My Funeral Remarks…

So a little over a year ago I had a dream that I died. In my dream I was attempting to go to my own funeral because I wanted to hear what people would say about me but every time I tried to walk in to where the service was being held, I was not allowed in because I was dead. Ha. So RUDE not to let me in… I wanted to punch people in the face for not allowing me at my own funeral. haha  Anyhow, I saw the tear-jerker movie The Fault in our Stars and a particular part in that movie reminded me of a time I asked my friends on FB this question.

 “If you were speaking at my funeral service, what would you say?”

The comments I got on FB were funny & I wouldn’t be surprised if when I did die that these things would actually be said. Hope you find them as comical as I did.
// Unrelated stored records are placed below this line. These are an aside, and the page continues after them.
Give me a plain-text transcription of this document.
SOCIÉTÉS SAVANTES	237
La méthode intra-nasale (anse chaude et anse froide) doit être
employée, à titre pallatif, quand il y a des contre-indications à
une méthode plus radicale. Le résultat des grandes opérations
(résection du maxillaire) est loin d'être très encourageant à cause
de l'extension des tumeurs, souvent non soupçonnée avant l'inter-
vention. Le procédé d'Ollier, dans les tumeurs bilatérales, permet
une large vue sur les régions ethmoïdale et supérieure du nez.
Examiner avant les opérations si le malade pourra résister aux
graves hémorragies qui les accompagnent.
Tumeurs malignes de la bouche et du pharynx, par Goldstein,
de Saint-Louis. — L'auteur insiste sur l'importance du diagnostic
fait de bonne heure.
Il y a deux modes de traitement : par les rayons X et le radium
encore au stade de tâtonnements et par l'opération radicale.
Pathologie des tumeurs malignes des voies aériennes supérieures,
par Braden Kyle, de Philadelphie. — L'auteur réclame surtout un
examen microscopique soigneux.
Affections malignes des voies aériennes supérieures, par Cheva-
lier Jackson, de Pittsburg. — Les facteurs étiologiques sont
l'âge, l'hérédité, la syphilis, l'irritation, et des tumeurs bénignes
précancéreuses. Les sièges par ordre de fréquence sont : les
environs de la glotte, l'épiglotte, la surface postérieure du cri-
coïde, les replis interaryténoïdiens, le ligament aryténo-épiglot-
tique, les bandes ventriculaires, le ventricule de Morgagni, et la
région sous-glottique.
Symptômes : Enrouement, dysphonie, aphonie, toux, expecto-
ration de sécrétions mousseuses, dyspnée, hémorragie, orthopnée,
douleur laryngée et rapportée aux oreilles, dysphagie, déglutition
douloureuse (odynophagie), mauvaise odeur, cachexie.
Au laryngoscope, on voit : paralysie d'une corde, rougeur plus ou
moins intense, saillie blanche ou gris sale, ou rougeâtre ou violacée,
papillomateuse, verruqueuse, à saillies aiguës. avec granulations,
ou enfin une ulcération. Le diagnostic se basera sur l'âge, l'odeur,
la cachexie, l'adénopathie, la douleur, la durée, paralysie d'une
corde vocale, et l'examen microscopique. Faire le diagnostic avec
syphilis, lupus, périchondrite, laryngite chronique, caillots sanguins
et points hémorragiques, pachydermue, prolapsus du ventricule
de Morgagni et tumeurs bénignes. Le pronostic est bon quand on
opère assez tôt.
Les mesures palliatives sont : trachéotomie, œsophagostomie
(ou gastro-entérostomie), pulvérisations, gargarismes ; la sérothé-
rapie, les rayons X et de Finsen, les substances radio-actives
  • Watch out you people on the front row, Edna may be jumping out of her coffin any minute now… She has way too much energy to stay dead. ** Can you imagine if I were to jump out of my coffin! Oh my gosh!! That would have to be on Candid Camera because I would love to see everyone’s faces
  •  I’d like to thank everyone for coming out to Jester’Z tonight. Please pay your respects to Edna on your way out. **I would ABSOLUTELY love for the Jester’Z to perform at my funeral service!
  •  Cause of death you ask? Dying of laughter OF COURSE! ** ha ha ha… hee hee hee..  That reminds me of the time I almost literally died laughingread #4 here.
  •  You are a wonderful person who lived well, loved much and laughed VERY often. I am grateful to have had the honor of meeting you. I would not say goodbye only see you later. ** Thank you so much. It was great knowing you… Till we meet again! Oh wait… I’m not dead yet.
  •  I feel for those in the spirit world lol jk   **Hardy Har har! I hope you’re talking about the spirit world up stairs, not down stairs.
  •  OMG she’s going to give God hell. **Wouldn’t that be funny if God went to my funeral service and said, “I’ve only had her for a day… Take her back!!!” ha ha
  •  I would say ” Edna would like to know if anyone has any coupons to pay for this coffin we ordered on eBay” ** HA HA HA HA!! When it comes down to it, this will most likely be the truth. Ya’ll better use coupons. I’ll start looking for them now. (but I did see a coffin for cheap on Craigslist)
  •  I would say, “wait just a minute, hell will send her back up here” ** I’m assuming you know me too well. Or is it that you and Hell have a close connection?”
  •  Get up and outta that box slacker!   **Sheesh!… not even after my death am I allowed to rest in peace. ha ha
  •  We would like all of you to join us in the Cultural Hall after burial service to enjoy the wonderful food from the Menu Sister Edna prepared along with her favorite beverage Kool-Aid.    **Be careful what you say,.. you may be mistaken for a Mormon. ha ha… And make sure it’s extra sweet red kool-aid!
  •  Yes, there’s room for chipmunks in heaven too! **chipmunks are so cute… well the sound they make could be at times annoying Eep! Eep! Eep! Eep! Eep! Eep!
  •  Yo diría que mi hija se esta haciendo; y si fuera cierto, diría que se murió de un simplismo.** Di la verdad.. Dirias que yo fue tu hija favorita! 
  •  I’d say “there goes the cutest cuz in the world” well… All my girl cousins are cute anyways.   ** My dear sweet cousin.. you are such a butt kisser! 
  • I for one am rather surprised that she allowed people to spend money on a real coffin. It must have been on a good sale with a huge discount.  ** I guarantee that I will not have a fancy expensive coffin. It will be plain and simple with with Mickey Mouse ears on it.
  • She would laugh so hard she would pee her pants.  **For the record… I don’t pee my pants, I just laugh so hard that the tears run down my legs!
  • I don’t really know if she was actually happy all the time or if she was high on happy drugs because that was one crazy odd chick!   ** I guess you will never know….. Hey look! There’s a squirrel

I got a lot of chuckles from reading these comments!!!!  And hopefully I’m around to hear all your remarks at my funeral! And beware because I will come back after I die, not to haunt you but to make sure you’re always laughing. Who knows, I may tickle your hiney when you’re about to shower. Eeww gross I just had a visual… I better not do that. HA.   But I will do pranks just for kicks and giggles. It’s fun to play pranks on people as long as I’m not the victim like I was THIS time. ha. So every time you trip or fall, (like I always do) just laugh because it will be me tripping you.

Would you want to know what would be said at your funeral
or is that just a tad creepily morbid? Ha.